Dobele Castle (Dobeles pils, Ordensburg Doblen) is a castle in the town of Dobele in the Semigallia region of Latvia. The Livonian order built the castle on the west bank of the Berze river in 1335, on the site of an old hillfort.

== History ==
The area surrounding Dobele Castle was inhabited by the Semigallians prior to and during the Livonian Crusade. A hillfort at the site served as the administrative center of Dobele County and provided protection for the settlement. The location was first mentioned in written records in 1254.

Throughout the Livonian Crusade, multiple battles took place at the hillfort. It endured six sieges by the Livonian Order, although the fort was never captured. In 1279, a crusader force from Kuldīga, supported by allied Curonians, attempted to conquer the fort but failed. In the winter of 1280 to 1281, a Livonian army under Master Konrad von Feuchtwangen launched another unsuccessful assault.

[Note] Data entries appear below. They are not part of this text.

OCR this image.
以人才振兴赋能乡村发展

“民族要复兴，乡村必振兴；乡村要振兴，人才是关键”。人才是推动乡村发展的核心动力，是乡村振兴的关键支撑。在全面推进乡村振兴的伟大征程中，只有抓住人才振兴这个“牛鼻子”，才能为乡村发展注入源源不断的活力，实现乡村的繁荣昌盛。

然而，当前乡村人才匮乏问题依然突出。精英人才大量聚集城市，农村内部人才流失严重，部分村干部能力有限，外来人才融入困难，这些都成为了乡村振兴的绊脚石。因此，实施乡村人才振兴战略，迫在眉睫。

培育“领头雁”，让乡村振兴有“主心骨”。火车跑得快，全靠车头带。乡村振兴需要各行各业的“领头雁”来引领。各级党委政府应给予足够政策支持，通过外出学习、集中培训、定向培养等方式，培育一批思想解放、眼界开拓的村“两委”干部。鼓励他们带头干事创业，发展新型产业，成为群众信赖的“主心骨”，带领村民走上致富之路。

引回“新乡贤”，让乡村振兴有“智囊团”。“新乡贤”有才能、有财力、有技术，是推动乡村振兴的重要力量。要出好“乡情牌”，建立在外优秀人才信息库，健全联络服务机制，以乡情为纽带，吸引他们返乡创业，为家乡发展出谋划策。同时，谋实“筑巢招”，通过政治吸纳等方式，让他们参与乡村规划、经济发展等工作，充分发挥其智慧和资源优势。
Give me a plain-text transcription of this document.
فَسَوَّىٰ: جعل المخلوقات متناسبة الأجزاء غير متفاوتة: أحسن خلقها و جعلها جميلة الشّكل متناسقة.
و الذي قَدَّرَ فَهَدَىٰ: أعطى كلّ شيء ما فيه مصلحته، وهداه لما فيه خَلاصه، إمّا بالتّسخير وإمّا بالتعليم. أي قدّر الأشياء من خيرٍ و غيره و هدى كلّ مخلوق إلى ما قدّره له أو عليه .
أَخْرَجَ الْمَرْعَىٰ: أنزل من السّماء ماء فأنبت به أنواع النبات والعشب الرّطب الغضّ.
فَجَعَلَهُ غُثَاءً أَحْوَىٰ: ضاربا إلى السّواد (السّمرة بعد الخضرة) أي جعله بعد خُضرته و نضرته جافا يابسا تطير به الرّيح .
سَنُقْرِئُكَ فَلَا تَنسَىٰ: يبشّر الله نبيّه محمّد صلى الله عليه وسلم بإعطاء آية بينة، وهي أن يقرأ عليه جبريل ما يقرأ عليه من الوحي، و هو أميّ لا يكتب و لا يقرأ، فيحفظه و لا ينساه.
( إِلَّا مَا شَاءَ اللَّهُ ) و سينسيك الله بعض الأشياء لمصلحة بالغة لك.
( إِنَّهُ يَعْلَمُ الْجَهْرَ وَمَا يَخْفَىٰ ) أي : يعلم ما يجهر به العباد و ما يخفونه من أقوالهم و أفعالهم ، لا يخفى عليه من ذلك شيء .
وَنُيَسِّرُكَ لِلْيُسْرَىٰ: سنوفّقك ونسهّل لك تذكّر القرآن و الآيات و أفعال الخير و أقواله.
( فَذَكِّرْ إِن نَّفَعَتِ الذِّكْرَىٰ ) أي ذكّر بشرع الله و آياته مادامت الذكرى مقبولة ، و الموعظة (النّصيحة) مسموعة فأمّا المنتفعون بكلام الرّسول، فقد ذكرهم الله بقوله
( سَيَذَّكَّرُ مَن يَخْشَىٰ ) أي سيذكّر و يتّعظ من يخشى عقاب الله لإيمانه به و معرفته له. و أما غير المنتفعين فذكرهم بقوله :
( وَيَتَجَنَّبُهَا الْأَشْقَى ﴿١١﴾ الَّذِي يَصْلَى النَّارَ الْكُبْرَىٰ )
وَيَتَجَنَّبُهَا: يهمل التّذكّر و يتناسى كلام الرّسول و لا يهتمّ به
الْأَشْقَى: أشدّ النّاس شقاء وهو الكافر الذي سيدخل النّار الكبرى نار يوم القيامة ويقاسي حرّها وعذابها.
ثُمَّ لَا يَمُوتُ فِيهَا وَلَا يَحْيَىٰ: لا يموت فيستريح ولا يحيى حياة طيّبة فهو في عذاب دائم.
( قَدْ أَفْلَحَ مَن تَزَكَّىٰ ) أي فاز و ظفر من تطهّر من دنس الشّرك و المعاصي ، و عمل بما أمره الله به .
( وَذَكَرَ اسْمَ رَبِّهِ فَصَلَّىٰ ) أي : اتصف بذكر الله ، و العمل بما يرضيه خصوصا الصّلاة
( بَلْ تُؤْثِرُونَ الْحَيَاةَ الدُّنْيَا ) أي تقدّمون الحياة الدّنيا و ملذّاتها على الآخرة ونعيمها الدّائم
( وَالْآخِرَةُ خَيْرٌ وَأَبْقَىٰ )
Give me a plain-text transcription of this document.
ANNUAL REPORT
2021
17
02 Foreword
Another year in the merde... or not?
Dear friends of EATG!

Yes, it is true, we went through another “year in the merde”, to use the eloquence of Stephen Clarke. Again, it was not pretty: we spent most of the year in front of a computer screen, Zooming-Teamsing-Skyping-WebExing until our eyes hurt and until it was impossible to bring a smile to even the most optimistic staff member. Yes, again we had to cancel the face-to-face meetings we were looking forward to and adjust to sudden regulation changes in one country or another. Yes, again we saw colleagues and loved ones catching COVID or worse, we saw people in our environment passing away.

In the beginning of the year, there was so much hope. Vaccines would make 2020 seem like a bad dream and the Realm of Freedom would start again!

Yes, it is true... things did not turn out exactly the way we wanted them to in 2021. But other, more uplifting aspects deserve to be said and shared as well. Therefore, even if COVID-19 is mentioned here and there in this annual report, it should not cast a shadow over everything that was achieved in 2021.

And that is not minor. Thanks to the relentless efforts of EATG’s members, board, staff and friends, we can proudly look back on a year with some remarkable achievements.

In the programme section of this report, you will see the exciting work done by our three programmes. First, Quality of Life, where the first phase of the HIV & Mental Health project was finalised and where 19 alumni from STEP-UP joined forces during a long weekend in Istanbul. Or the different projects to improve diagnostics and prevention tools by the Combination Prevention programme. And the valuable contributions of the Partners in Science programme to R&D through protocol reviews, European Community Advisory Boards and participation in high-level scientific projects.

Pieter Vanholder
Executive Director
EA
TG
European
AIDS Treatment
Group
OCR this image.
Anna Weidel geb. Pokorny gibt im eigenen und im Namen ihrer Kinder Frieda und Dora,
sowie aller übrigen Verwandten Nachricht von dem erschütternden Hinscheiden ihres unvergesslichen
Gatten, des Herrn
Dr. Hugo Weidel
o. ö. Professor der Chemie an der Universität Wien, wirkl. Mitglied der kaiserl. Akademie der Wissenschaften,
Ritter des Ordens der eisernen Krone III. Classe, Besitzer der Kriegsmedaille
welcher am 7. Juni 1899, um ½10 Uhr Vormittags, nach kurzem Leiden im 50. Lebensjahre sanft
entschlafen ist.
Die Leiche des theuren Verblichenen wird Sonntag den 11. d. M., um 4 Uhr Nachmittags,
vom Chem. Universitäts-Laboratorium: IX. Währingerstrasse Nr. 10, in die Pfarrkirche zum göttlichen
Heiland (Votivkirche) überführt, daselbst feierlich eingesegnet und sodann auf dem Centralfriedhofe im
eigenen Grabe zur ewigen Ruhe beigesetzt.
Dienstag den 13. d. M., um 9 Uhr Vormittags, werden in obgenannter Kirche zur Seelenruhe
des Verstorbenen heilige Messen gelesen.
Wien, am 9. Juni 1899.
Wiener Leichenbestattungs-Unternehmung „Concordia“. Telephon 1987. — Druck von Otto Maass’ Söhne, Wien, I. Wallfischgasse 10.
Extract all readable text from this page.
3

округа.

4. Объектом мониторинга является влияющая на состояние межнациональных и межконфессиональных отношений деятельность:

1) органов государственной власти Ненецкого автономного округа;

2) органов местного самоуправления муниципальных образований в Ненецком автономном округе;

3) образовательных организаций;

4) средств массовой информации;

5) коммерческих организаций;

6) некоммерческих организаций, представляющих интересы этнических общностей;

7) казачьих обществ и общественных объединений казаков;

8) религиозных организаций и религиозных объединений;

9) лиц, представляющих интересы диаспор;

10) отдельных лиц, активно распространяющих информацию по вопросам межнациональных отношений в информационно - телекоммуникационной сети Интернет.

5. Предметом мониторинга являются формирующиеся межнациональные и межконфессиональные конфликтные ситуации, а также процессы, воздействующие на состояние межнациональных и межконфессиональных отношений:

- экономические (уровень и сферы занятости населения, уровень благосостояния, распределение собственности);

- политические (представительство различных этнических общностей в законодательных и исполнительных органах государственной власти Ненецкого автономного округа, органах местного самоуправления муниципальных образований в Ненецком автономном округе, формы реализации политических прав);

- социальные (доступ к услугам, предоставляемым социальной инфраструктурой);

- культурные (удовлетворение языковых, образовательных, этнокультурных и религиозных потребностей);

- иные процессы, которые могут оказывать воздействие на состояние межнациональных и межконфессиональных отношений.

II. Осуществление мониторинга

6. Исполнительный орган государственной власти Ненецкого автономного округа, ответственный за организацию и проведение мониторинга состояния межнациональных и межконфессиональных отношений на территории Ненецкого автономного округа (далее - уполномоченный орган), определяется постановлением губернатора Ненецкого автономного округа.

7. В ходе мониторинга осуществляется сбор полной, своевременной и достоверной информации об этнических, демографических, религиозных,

In the winter of 1288 to 1289, a large crusader army, including allied Estonians and Latgalians and led by Master Kuno von Hazzingenstein, attacked Dobele. They pillaged and burned the town but were again unable to seize the fortress. In 1289, after prolonged scorched-earth tactics and widespread famine, the remaining Semigallians burned their own fort and migrated to the Grand Duchy of Lithuania. Dobele hillfort was one of the last remaining Semigallian strongholds in the territory of present-day Latvia.

Several decades later, the Livonian Order constructed a stone castle on the same site between 1335 and 1347. A small settlement of craftsmen and merchants formed around the new structure. Until 1562, the castle served as the seat of the Dobele komtur (commander). During the 16th and 17th centuries, several regional assemblies, or Landtage, were held at the castle.

In 1621 and 1625, the castle was briefly occupied by Swedish forces under King Gustav II Adolf. From 1643 to 1649, the castle served as the residence of Elisabeth Magdalena of Pomerania, the widow of the Duke of Courland. She lived there with her foster son, the future duke Jacob Kettler. During the Polish–Swedish wars, the castle was again taken by Swedish forces in 1658. Following the war, Duke Jacob Kettler ordered partial restoration of the castle.

In 1701, during the Great Northern War, the castle was once again occupied by Swedish troops. King Charles XII of Sweden stayed at Dobele Castle for six days. The structure was heavily damaged during the war and was never rebuilt. It was officially abandoned in 1736 and gradually fell into ruin.

In 1915, German Emperor Wilhelm II visited the hill near the castle ruins during an inspection of German Imperial Army units in the area.